6. If you are over 30, don’t shop at Abercrombie and Fitch. If you can’t control yourself, for God’s sake, at least don’t buy anything that says Abercrombie and Fitch.
7. If you think a stylish wardrobe alone will help you score with the ladies, it won’t. You’ll need a Black Card or personality to go with it. If you lack either of those, you better look like Brad Pitt.
8. How you style your hair is as important as your outfit, so if you are rockin’ an old school doo, it’s not going to work with your new look. If you have short hair, you can get away with Supercuts. If you have long hair, don’t be cheap. The last thing you need is for people to think you got your hair cut at the school for the blind.
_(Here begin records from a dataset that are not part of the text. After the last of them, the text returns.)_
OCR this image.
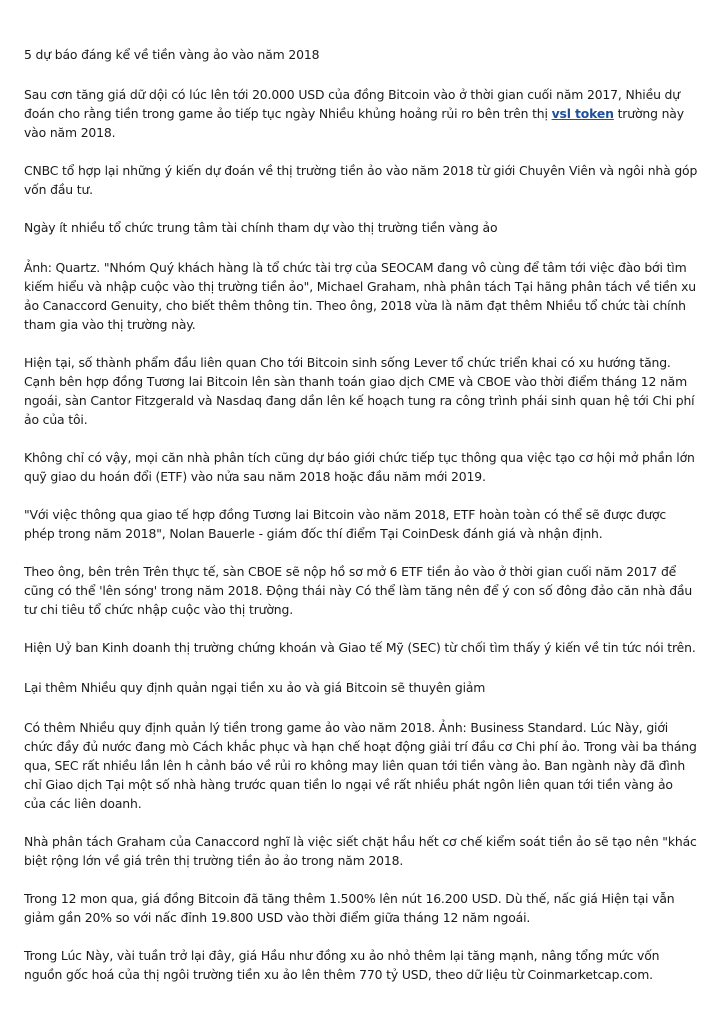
5 dự báo đáng kể về tiền vàng ảo vào năm 2018

Sau cơn tăng giá dữ dội có lúc lên tới 20.000 USD của đồng Bitcoin vào ở thời gian cuối năm 2017, Nhiều dự đoán cho rằng tiền trong game ảo tiếp tục ngày Nhiều khủng hoảng rủi ro bên trên thị vsl token trường này vào năm 2018.

CNBC tổ hợp lại những ý kiến dự đoán về thị trường tiền ảo vào năm 2018 từ giới Chuyên Viên và ngôi nhà góp vốn đầu tư.

Ngày ít nhiều tổ chức trung tâm tài chính tham dự vào thị trường tiền vàng ảo

Ảnh: Quartz. "Nhóm Quý khách hàng là tổ chức tài trợ của SEOCAM đang vô cùng để tâm tới việc đào bới tìm kiếm hiểu và nhập cuộc vào thị trường tiền ảo", Michael Graham, nhà phân tách Tại hãng phân tách về tiền xu ảo Canaccord Genuity, cho biết thêm thông tin. Theo ông, 2018 vừa là năm đạt thêm Nhiều tổ chức tài chính tham gia vào thị trường này.

Hiện tại, số thành phẩm đầu liên quan Cho tới Bitcoin sinh sống Lever tổ chức triển khai có xu hướng tăng. Cạnh bên hợp đồng Tương lai Bitcoin lên sàn thanh toán giao dịch CME và CBOE vào thời điểm tháng 12 năm ngoái, sàn Cantor Fitzgerald và Nasdaq đang dần lên kế hoạch tung ra công trình phái sinh quan hệ tới Chi phí ảo của tôi.

Không chỉ có vậy, mọi căn nhà phân tích cũng dự báo giới chức tiếp tục thông qua việc tạo cơ hội mở phần lớn quỹ giao du hoán đổi (ETF) vào nửa sau năm 2018 hoặc đầu năm mới 2019.

"Với việc thông qua giao tế hợp đồng Tương lai Bitcoin vào năm 2018, ETF hoàn toàn có thể sẽ được được phép trong năm 2018", Nolan Bauerle - giám đốc thí điểm Tại CoinDesk đánh giá và nhận định.

Theo ông, bên trên Trên thực tế, sàn CBOE sẽ nộp hồ sơ mở 6 ETF tiền ảo vào ở thời gian cuối năm 2017 để cũng có thể 'lên sóng' trong năm 2018. Động thái này Có thể làm tăng nên để ý con số đông đảo căn nhà đầu tư chi tiêu tổ chức nhập cuộc vào thị trường.

Hiện Uỷ ban Kinh doanh thị trường chứng khoán và Giao tế Mỹ (SEC) từ chối tìm thấy ý kiến về tin tức nói trên.

Lại thêm Nhiều quy định quản ngại tiền xu ảo và giá Bitcoin sẽ thuyên giảm

Có thêm Nhiều quy định quản lý tiền trong game ảo vào năm 2018. Ảnh: Business Standard. Lúc Này, giới chức đầy đủ nước đang mò Cách khắc phục và hạn chế hoạt động giải trí đầu cơ Chi phí ảo. Trong vài ba tháng qua, SEC rất nhiều lần lên h cảnh báo về rủi ro không may liên quan tới tiền vàng ảo. Ban ngành này đã đình chỉ Giao dịch Tại một số nhà hàng trước quan tiền lo ngại về rất nhiều phát ngôn liên quan tới tiền vàng ảo của các liên doanh.

Nhà phân tách Graham của Canaccord nghĩ là việc siết chặt hầu hết cơ chế kiểm soát tiền ảo sẽ tạo nên "khác biệt rộng lớn về giá trên thị trường tiền ảo ảo trong năm 2018.

Trong 12 mon qua, giá đồng Bitcoin đã tăng thêm 1.500% lên nút 16.200 USD. Dù thế, nấc giá Hiện tại vẫn giảm gần 20% so với nấc đỉnh 19.800 USD vào thời điểm giữa tháng 12 năm ngoái.

Trong Lúc Này, vài tuần trở lại đây, giá Hầu như đồng xu ảo nhỏ thêm lại tăng mạnh, nâng tổng mức vốn nguồn gốc hoá của thị ngôi trường tiền xu ảo lên thêm 770 tỷ USD, theo dữ liệu từ Coinmarketcap.com.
9. Take stock of your cologne. A fashion expert recently told me you can actually smell out of style. Who knew? When I challenged him, he illustrated his point with Old Spice and English Leather, vintage scents guaranteed to make the modern woman gag. I ran home and quickly poured over the colognes in my medicine cabinet, only to discover Drakkar Noir, Joop, Aramus, Polo and Quorum (I swear I haven’t worn any of them since I was 25; I just couldn’t bear to throw them out!). A tiny piece of advice: if you used words like “boogie” the first time you wore your favorite scent – if it’s been around since Frankie said “Relax” or “We are the World” was on the radio, it’s probably time for an overhaul. Or you can always play it safe and not wear any at all.
10. Find a stylish female friend who likes you enough to go shopping with you, or take advantage of any opportunity to take along a woman you are dating, to help.
Good luck to you gentleman. And remember to pay it forward, for the sake of the brotherhood. If you have a friend or loved one who’s also clueless about shopping alone and has absolutely no sense of style, it’s your duty to get his family and friends together and facilitate a fashion intervention. Real men do cry and eat quiche, but they should never let their brethren hit the streets in clothes purchased from stores ending in “mart.”